"Lepaskan talinya, Naya! Jangan malah ditarik! Ini bukan kabel fiber optik, ini tali rami yang kasar!"
Jaka berteriak sambil meronta di dalam jaring besar yang menggantung tiga meter di atas permukaan air keruh. Napasnya tersengal, wajahnya memerah karena posisi tubuhnya yang terbalik. Naya, yang terjepit tepat di atas punggung Jaka dalam jaring yang sama, justru tertawa geli sambil terus menarik-narik simpul tali yang justru makin mengunci gerakan mereka.
"Aku sedang mencoba mencari 'port' pembukanya, Sayang! Siapa tahu jaring ini punya sensor sidik jari tersembunyi," Naya menyahut santai.
"Ini tali tambang, Naya! Tidak ada sensor, tidak ada arus listrik! Kita baru saja ditangkap dengan teknologi zaman batu!" Jaka memaki, ia mencoba mengaktifkan Neural-Link-nya, namun hanya mendapati sinyal kosong karena dinding beton di sekitar mereka dilapisi timah tebal.
"Yah, setidaknya kita berpelukan sangat erat sekarang. Aku tidak keberatan digantung begini selamanya asalkan sama kamu," Naya berbisik tepat di telinga Jaka, membuat bulu kuduk Jaka berdiri bukan karena takut, tapi karena hembusan napas Naya yang geli.

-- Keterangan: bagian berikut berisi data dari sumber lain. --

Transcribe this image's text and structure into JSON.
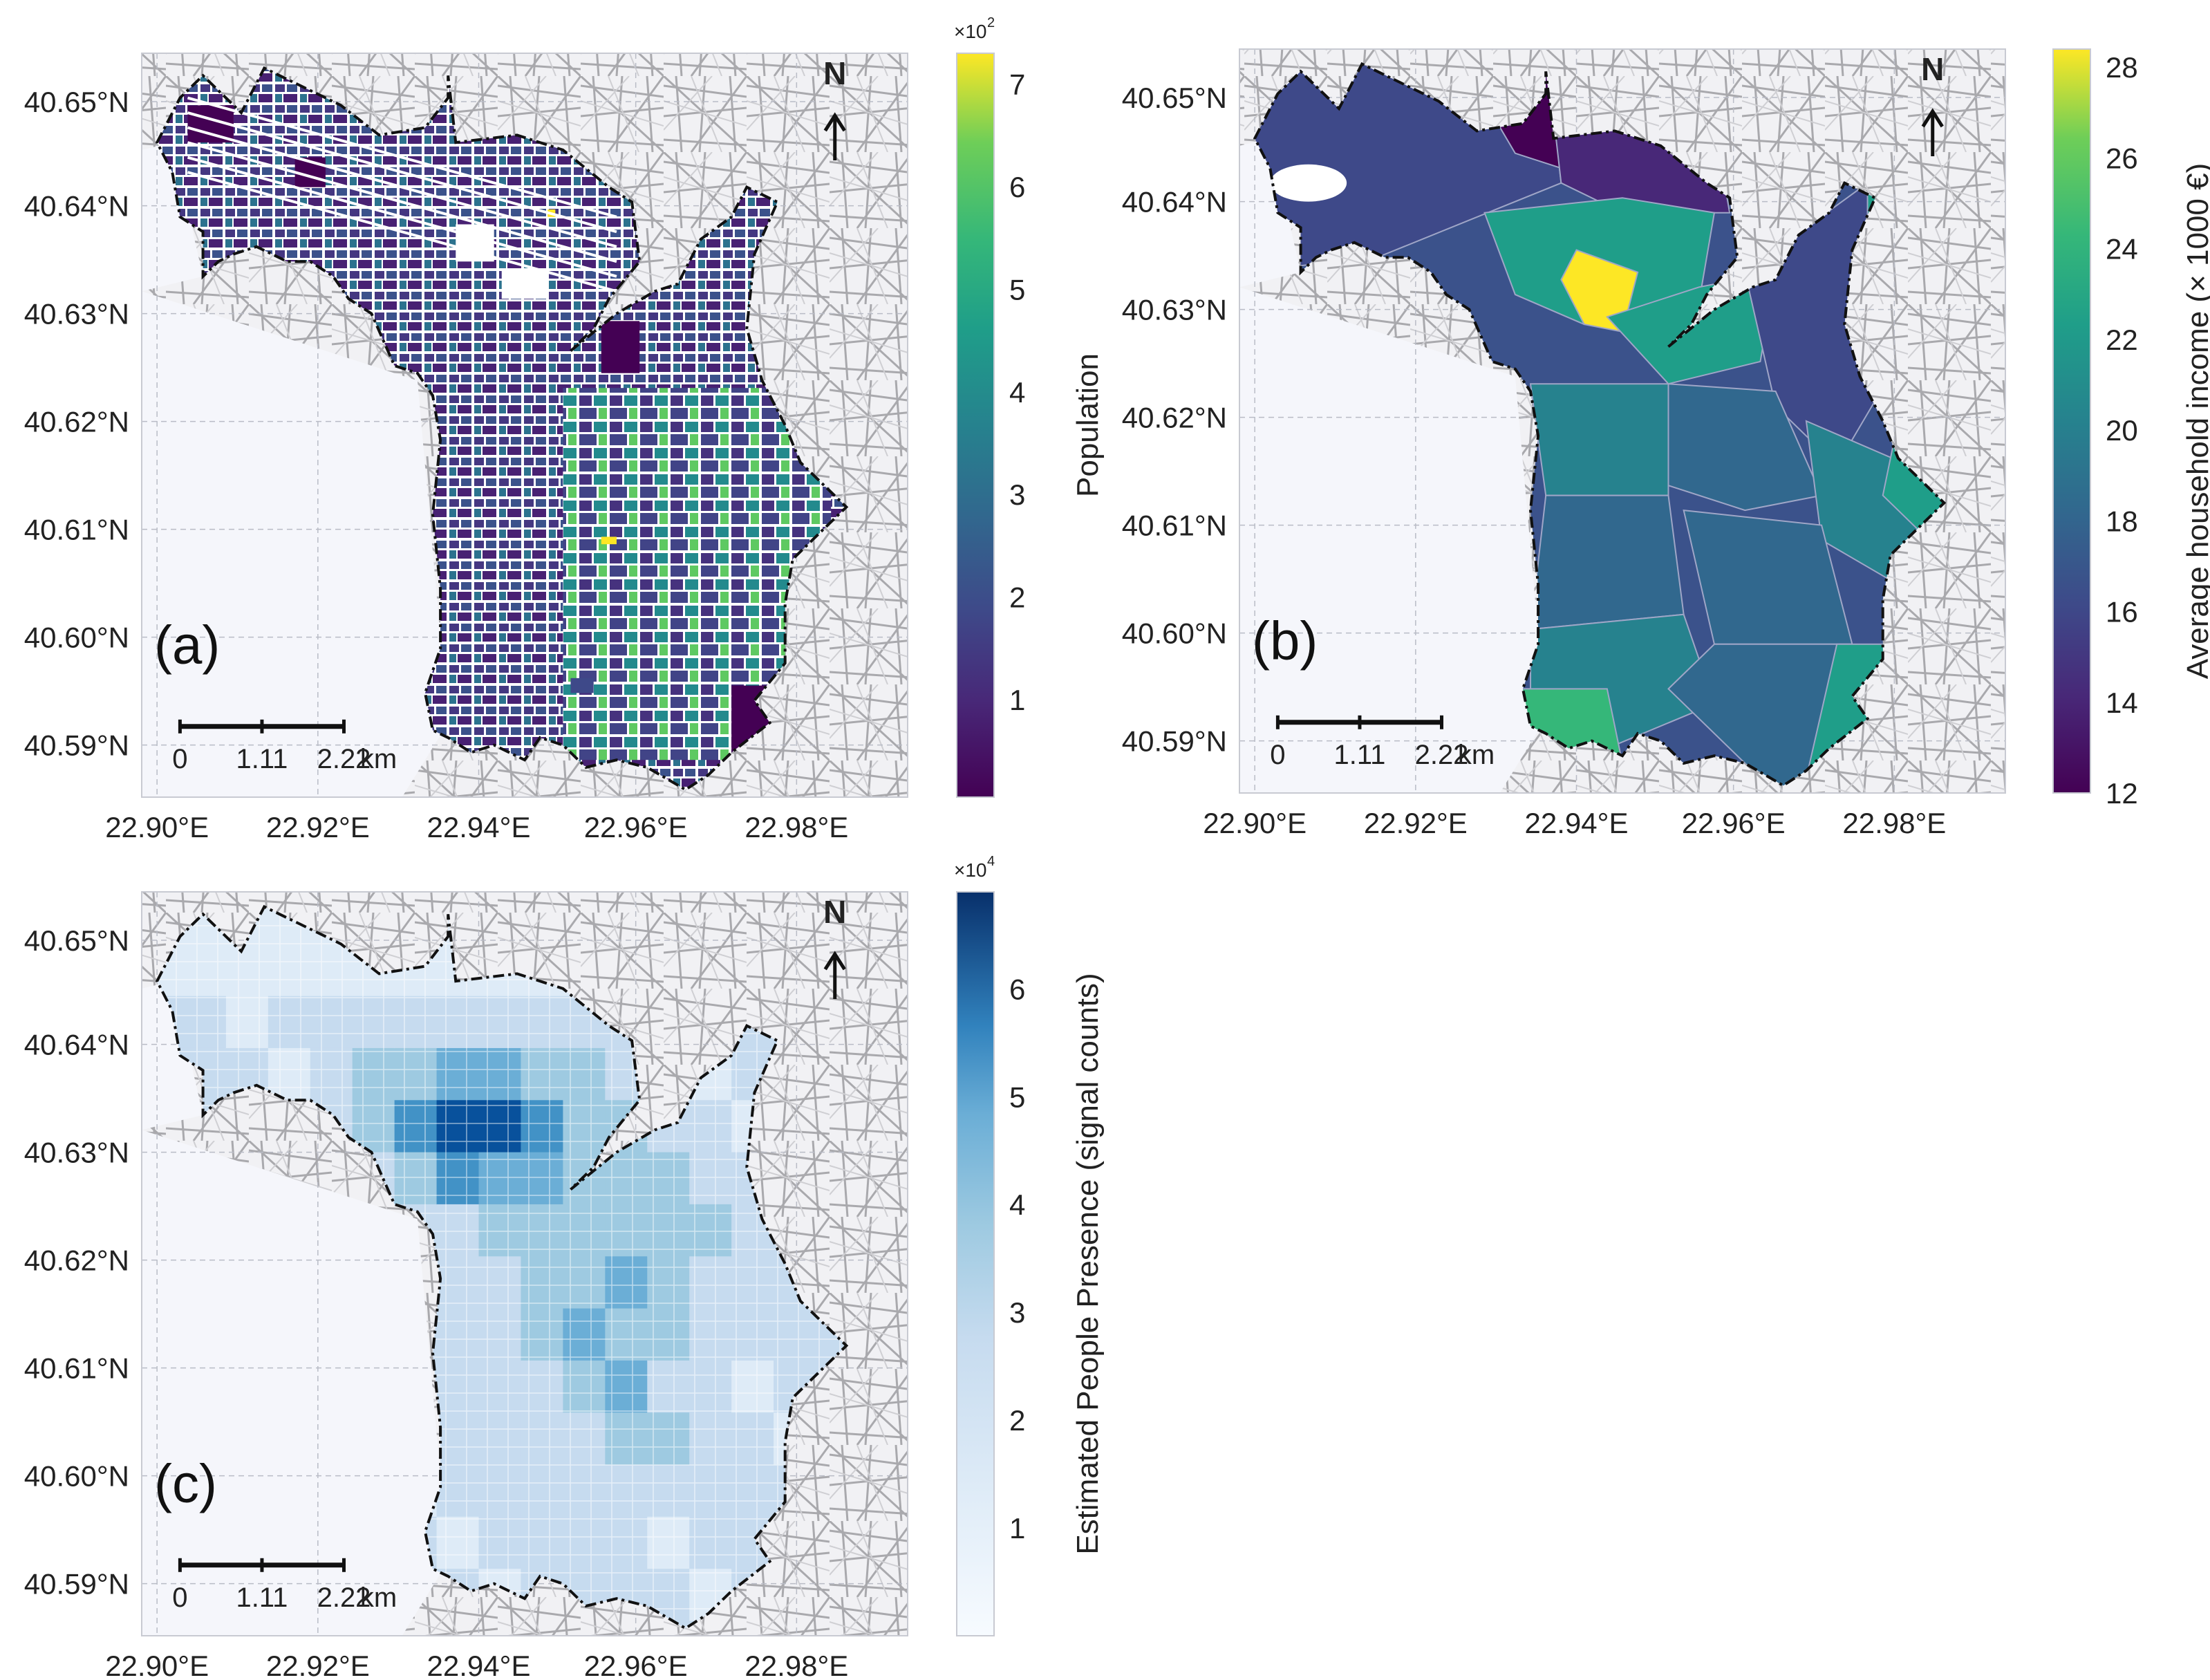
{
  "figure": {
    "panels": [
      {
        "id": "a",
        "label": "(a)",
        "north": "N",
        "lat_ticks": [
          "40.65°N",
          "40.64°N",
          "40.63°N",
          "40.62°N",
          "40.61°N",
          "40.60°N",
          "40.59°N"
        ],
        "lon_ticks": [
          "22.90°E",
          "22.92°E",
          "22.94°E",
          "22.96°E",
          "22.98°E"
        ],
        "scale": {
          "ticks": [
            "0",
            "1.11",
            "2.22"
          ],
          "unit": "km"
        },
        "colorbar": {
          "label": "Population",
          "multiplier": "×10",
          "multiplier_exp": "2",
          "colormap": "viridis",
          "ticks": [
            "1",
            "2",
            "3",
            "4",
            "5",
            "6",
            "7"
          ],
          "range": [
            0.05,
            7.3
          ]
        },
        "map_style": "blocks"
      },
      {
        "id": "b",
        "label": "(b)",
        "north": "N",
        "lat_ticks": [
          "40.65°N",
          "40.64°N",
          "40.63°N",
          "40.62°N",
          "40.61°N",
          "40.60°N",
          "40.59°N"
        ],
        "lon_ticks": [
          "22.90°E",
          "22.92°E",
          "22.94°E",
          "22.96°E",
          "22.98°E"
        ],
        "scale": {
          "ticks": [
            "0",
            "1.11",
            "2.22"
          ],
          "unit": "km"
        },
        "colorbar": {
          "label": "Average household income (× 1000 €)",
          "multiplier": "",
          "multiplier_exp": "",
          "colormap": "viridis",
          "ticks": [
            "12",
            "14",
            "16",
            "18",
            "20",
            "22",
            "24",
            "26",
            "28"
          ],
          "range": [
            12,
            28.4
          ]
        },
        "map_style": "districts"
      },
      {
        "id": "c",
        "label": "(c)",
        "north": "N",
        "lat_ticks": [
          "40.65°N",
          "40.64°N",
          "40.63°N",
          "40.62°N",
          "40.61°N",
          "40.60°N",
          "40.59°N"
        ],
        "lon_ticks": [
          "22.90°E",
          "22.92°E",
          "22.94°E",
          "22.96°E",
          "22.98°E"
        ],
        "scale": {
          "ticks": [
            "0",
            "1.11",
            "2.22"
          ],
          "unit": "km"
        },
        "colorbar": {
          "label": "Estimated People Presence (signal counts)",
          "multiplier": "×10",
          "multiplier_exp": "4",
          "colormap": "blues",
          "ticks": [
            "1",
            "2",
            "3",
            "4",
            "5",
            "6"
          ],
          "range": [
            0,
            6.9
          ]
        },
        "map_style": "grid"
      }
    ]
  }
}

"Naya, fokus! Armada Satya ada di atas kita, dan kita terjebak di gorong-gorong ini oleh entah siapa!" Jaka mencoba memutar tubuhnya, namun jaring itu bergoyang hebat, membuat kristal Serat Kuno di sakunya terhantam tulang rusuknya.
"Sstt! Ada orang datang. Pasang wajah gantengmu, Jaka. Jangan wajah robot kaku begitu," Naya tiba-tiba diam, matanya menatap ke arah kegelapan di ujung lorong bawah tanah.
Sinar obor, bukan lampu LED, perlahan mendekat, memantul di dinding yang dipenuhi lumut dan karat. Sosok pria tinggi besar dengan rompi dari lempengan seng bekas melangkah keluar dari balik bayang-bayang. Ia memegang tombak yang ujungnya terbuat dari patahan bilah turbin yang sangat tajam. Di belakangnya, beberapa orang dengan pakaian compang-camping menatap Jaka dan Naya dengan tatapan penuh kebencian.
"Orang-orang langit," pria itu meludah ke lantai beton yang basah. "Membawa sampah digital ke rumah kami. Apa Satya belum puas melihat kami tenggelam?"
"Kami bukan orang Satya! Kami pelarian! Namaku Jaka, dan aku, " Jaka mencoba menjelaskan dengan nada memerintah yang biasa ia gunakan sebagai jenderal siber.
"Aku tidak peduli namamu, Budak Mesin! Kamu membawa benda itu, kan?" Pria itu menunjuk ke arah saku Jaka yang sedikit bercahaya redup.
"Ini Serat Kuno. Kami butuh ini untuk menghentikan kiamat di IKN," Jaka berusaha keras tetap tenang meski kepalanya mulai pusing karena aliran darah yang berkumpul di sana.
"IKN? Tempat mewah di seberang laut itu?" Pria itu tertawa pahit, suaranya parau seperti gesekan amplas. "Biarkan tempat itu terbakar. Biarkan kalian semua hancur seperti Jakarta. Aku, Daksina, tidak akan membiarkan kalian membawa 'kutukan' itu ke pemukiman kami."
Daksina mengangkat tombaknya, mengarahkan ujung tajamnya tepat ke arah leher Jaka yang tergantung lemas. Jaka mencoba merumuskan argumen logis, mencari celah manipulasi psikologis, namun otaknya yang biasa bekerja dengan algoritma mendadak macet total. Ia tidak tahu cara bicara dengan pria yang tidak mengenal kata 'enkripsi' atau 'protokol'.
"Hei, Kakak Daksina yang gagah!" Naya tiba-tiba bersuara, suaranya sangat manis dan ceria. "Bisa tolong turunkan kami dulu tidak? Jaka ini kalau terlalu lama terbalik bisa muntah, dan percayalah, muntahannya sangat tidak estetik untuk dilihat."